The Magisterium of the Church is the third leg in the stool. So, we have Scripture, we have Tradition, and we have the Magisterium, the teaching office. “The task of giving an authentic interpretation to the Word of God, whether in written form or in the form of Tradition, has been entrusted to the living teaching office of the Church alone. Its authority in this matter is exercised in the name of Jesus Christ. This means that the task of interpretation has been entrusted to the bishops in communion with the successor of Peter, the bishop of Rome”—again, the Catechism, section 85.

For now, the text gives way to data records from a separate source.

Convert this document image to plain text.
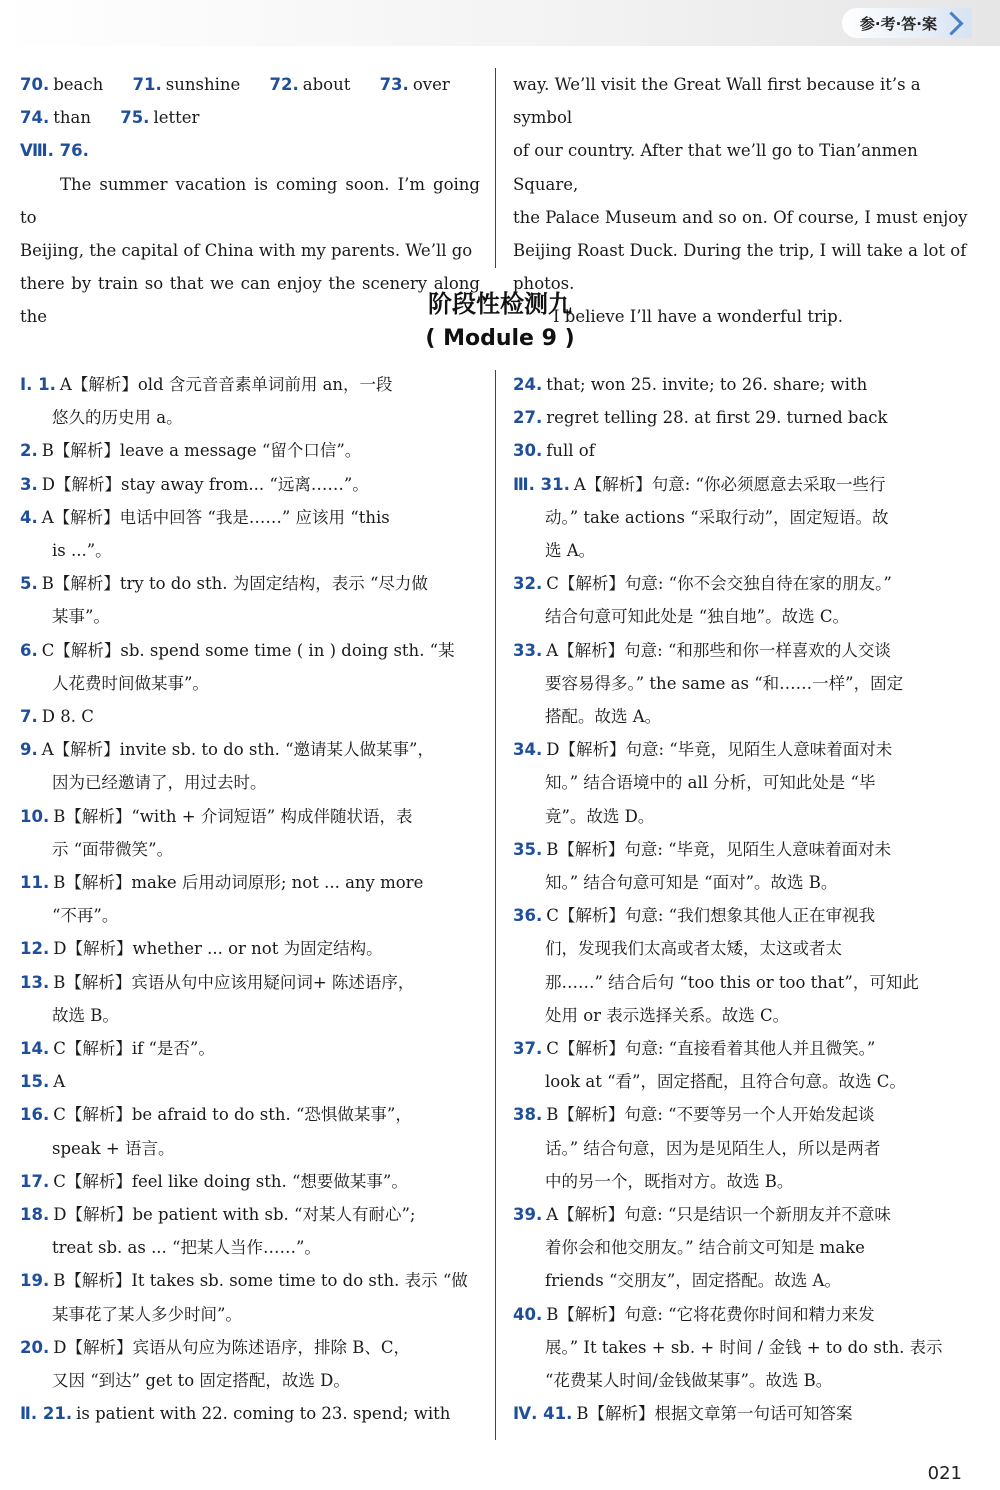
参·考·答·案

70. beach 71. sunshine 72. about 73. over

74. than 75. letter

Ⅷ. 76.

The summer vacation is coming soon. I’m going to

Beijing, the capital of China with my parents. We’ll go

there by train so that we can enjoy the scenery along the

way. We’ll visit the Great Wall first because it’s a symbol

of our country. After that we’ll go to Tian’anmen Square,

the Palace Museum and so on. Of course, I must enjoy

Beijing Roast Duck. During the trip, I will take a lot of

photos.

I believe I’ll have a wonderful trip.

阶段性检测九
( Module 9 )

Ⅰ. 1. A【解析】old 含元音音素单词前用 an，一段

悠久的历史用 a。

2. B【解析】leave a message “留个口信”。

3. D【解析】stay away from... “远离……”。

4. A【解析】电话中回答 “我是……” 应该用 “this

is ...”。

5. B【解析】try to do sth. 为固定结构，表示 “尽力做

某事”。

6. C【解析】sb. spend some time ( in ) doing sth. “某

人花费时间做某事”。

7. D 8. C

9. A【解析】invite sb. to do sth. “邀请某人做某事”，

因为已经邀请了，用过去时。

10. B【解析】“with + 介词短语” 构成伴随状语，表

示 “面带微笑”。

11. B【解析】make 后用动词原形; not ... any more

“不再”。

12. D【解析】whether ... or not 为固定结构。

13. B【解析】宾语从句中应该用疑问词+ 陈述语序，

故选 B。

14. C【解析】if “是否”。

15. A

16. C【解析】be afraid to do sth. “恐惧做某事”，

speak + 语言。

17. C【解析】feel like doing sth. “想要做某事”。

18. D【解析】be patient with sb. “对某人有耐心”;

treat sb. as ... “把某人当作……”。

19. B【解析】It takes sb. some time to do sth. 表示 “做

某事花了某人多少时间”。

20. D【解析】宾语从句应为陈述语序，排除 B、C，

又因 “到达” get to 固定搭配，故选 D。

Ⅱ. 21. is patient with 22. coming to 23. spend; with

24. that; won 25. invite; to 26. share; with

27. regret telling 28. at first 29. turned back

30. full of

Ⅲ. 31. A【解析】句意: “你必须愿意去采取一些行

动。” take actions “采取行动”，固定短语。故

选 A。

32. C【解析】句意: “你不会交独自待在家的朋友。”

结合句意可知此处是 “独自地”。故选 C。

33. A【解析】句意: “和那些和你一样喜欢的人交谈

要容易得多。” the same as “和……一样”，固定

搭配。故选 A。

34. D【解析】句意: “毕竟，见陌生人意味着面对未

知。” 结合语境中的 all 分析，可知此处是 “毕

竟”。故选 D。

35. B【解析】句意: “毕竟，见陌生人意味着面对未

知。” 结合句意可知是 “面对”。故选 B。

36. C【解析】句意: “我们想象其他人正在审视我

们，发现我们太高或者太矮，太这或者太

那……” 结合后句 “too this or too that”，可知此

处用 or 表示选择关系。故选 C。

37. C【解析】句意: “直接看着其他人并且微笑。”

look at “看”，固定搭配，且符合句意。故选 C。

38. B【解析】句意: “不要等另一个人开始发起谈

话。” 结合句意，因为是见陌生人，所以是两者

中的另一个，既指对方。故选 B。

39. A【解析】句意: “只是结识一个新朋友并不意味

着你会和他交朋友。” 结合前文可知是 make

friends “交朋友”，固定搭配。故选 A。

40. B【解析】句意: “它将花费你时间和精力来发

展。” It takes + sb. + 时间 / 金钱 + to do sth. 表示

“花费某人时间/金钱做某事”。故选 B。

Ⅳ. 41. B【解析】根据文章第一句话可知答案

021
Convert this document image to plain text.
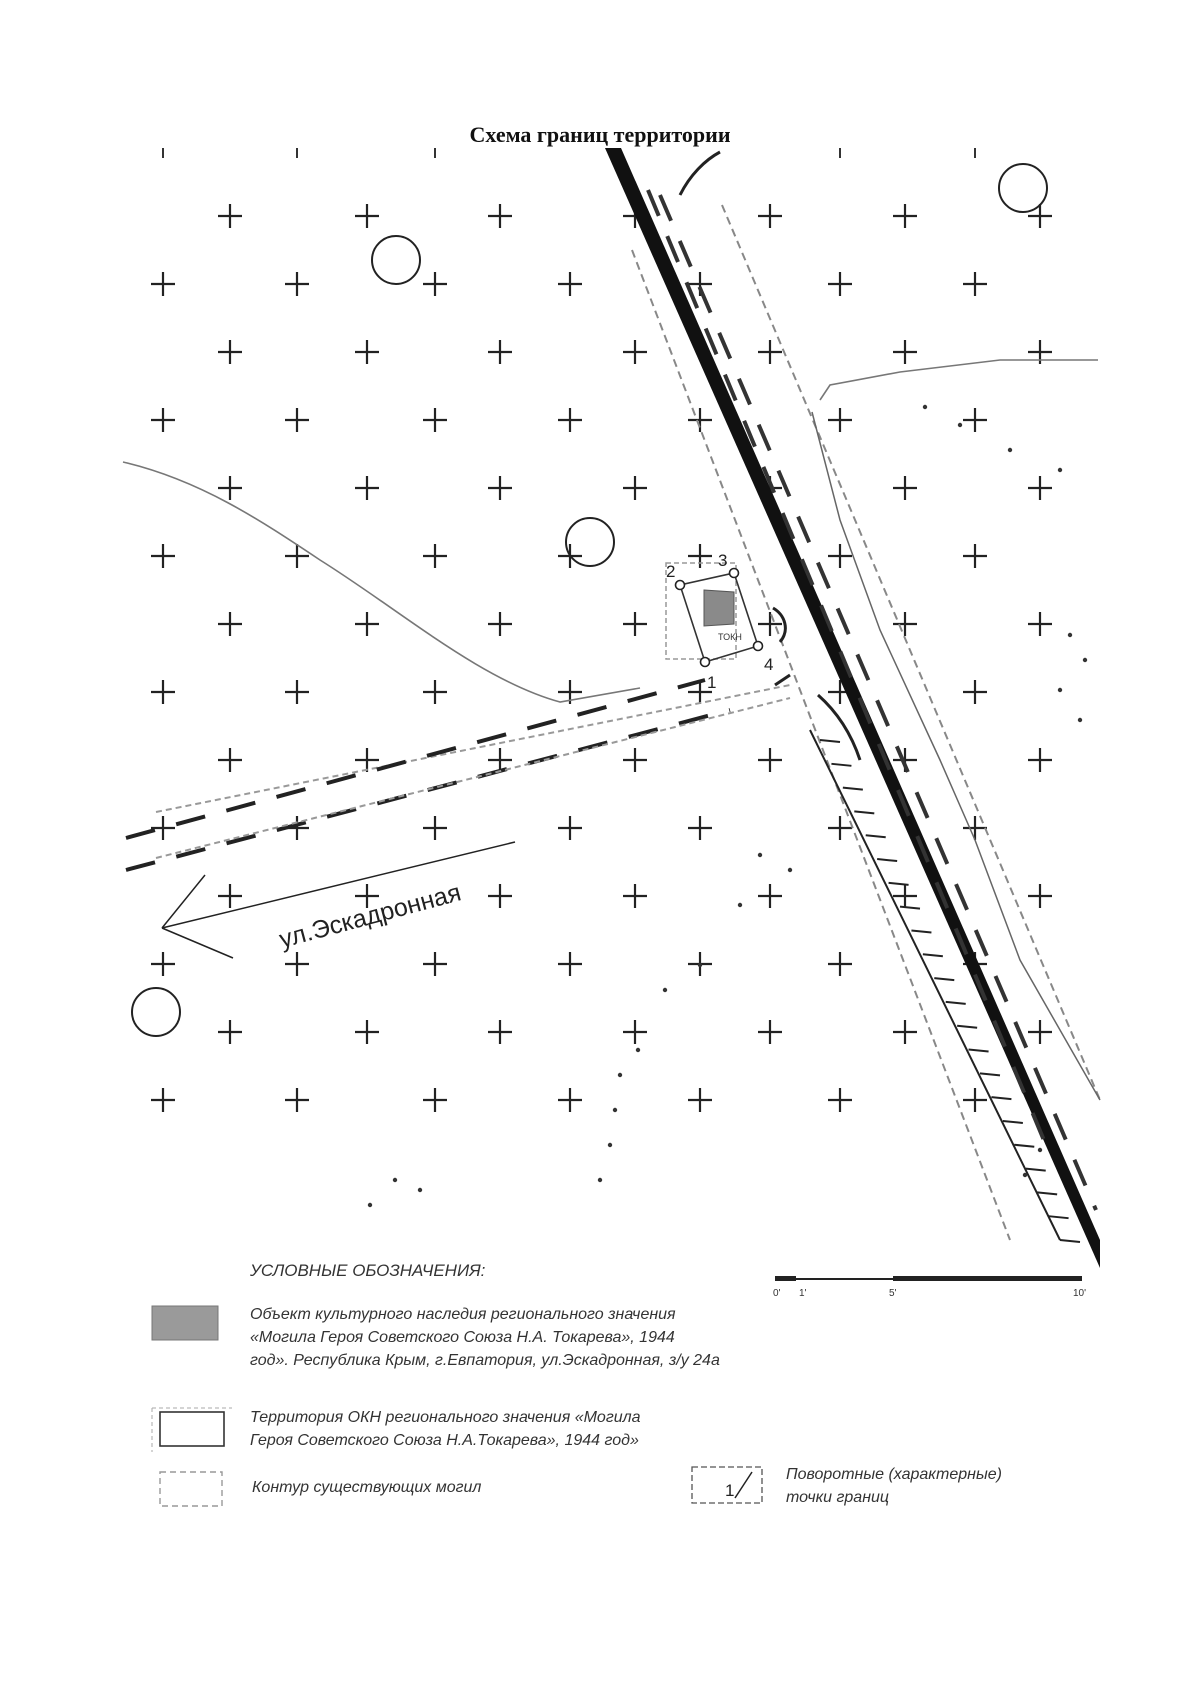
Схема границ территории
ул.Эскадронная
ТОКН
1
2
3
4
0' 1'	5'	10'
1
УСЛОВНЫЕ ОБОЗНАЧЕНИЯ:
Объект культурного наследия регионального значения
«Могила Героя Советского Союза Н.А. Токарева», 1944
год». Республика Крым, г.Евпатория, ул.Эскадронная, з/у 24а
Территория ОКН регионального значения «Могила
Героя Советского Союза Н.А.Токарева», 1944 год»
Контур существующих могил
Поворотные (характерные)
точки границ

This sounds like a loaded gun, but there is a caveat: “Yet, this Magisterium is not superior to the will of God, but its servant. It teaches only what has been handed on to it. At the divine command and with the help of the Holy Spirit, it listens to this devotedly, guards it with dedication and expounds it faithfully. All that it proposes for belief as being divinely revealed is drawn from this single deposit of faith”—The Catechism again, Section 86.

So, when we have shepherds—bishops—who are deviating, we can go back to the Catechism and say, no, you are not there to give us new doctrine; what you’re there to do is to guard it, to expound on it, and to do so with dedication.

So we have to have this continuity, there cannot be a break, but we have seen for us there have been so many breaks. “The Church’s Magisterium exercises the authority it holds from Christ to the fullest extent when it defines dogmas, that is, when it proposes, in a form obliging the Christian people to an irrevocable adherence of faith, truths contained in divine Revelation or also when it proposes, in a definitive way, truths having a necessary connection with these.” (CCC 888.) Unfortunately, we’ve seen—yes, the documents come out, the beginning is okay, but just leaves it —it’s just hanging there. So the idea that we, as faithful, have to accept it is not stressed. It’s almost left to whether we feel like it or not.

“Obedience is owed to the Pope, but the Pope owes obedience to the Word and the apostolic Tradition.” We have to obey the Pope, but the Pope himself must obey the written Word; he must obey the Tradition. He must respond to these and the Holy Spirit.

“Obedience is owed to the Pope, but it is the duty of the Pope to give the character of possibility to this obedience.” The Pope has to facilitate our obeying him, by himself being obedient to the Word of God.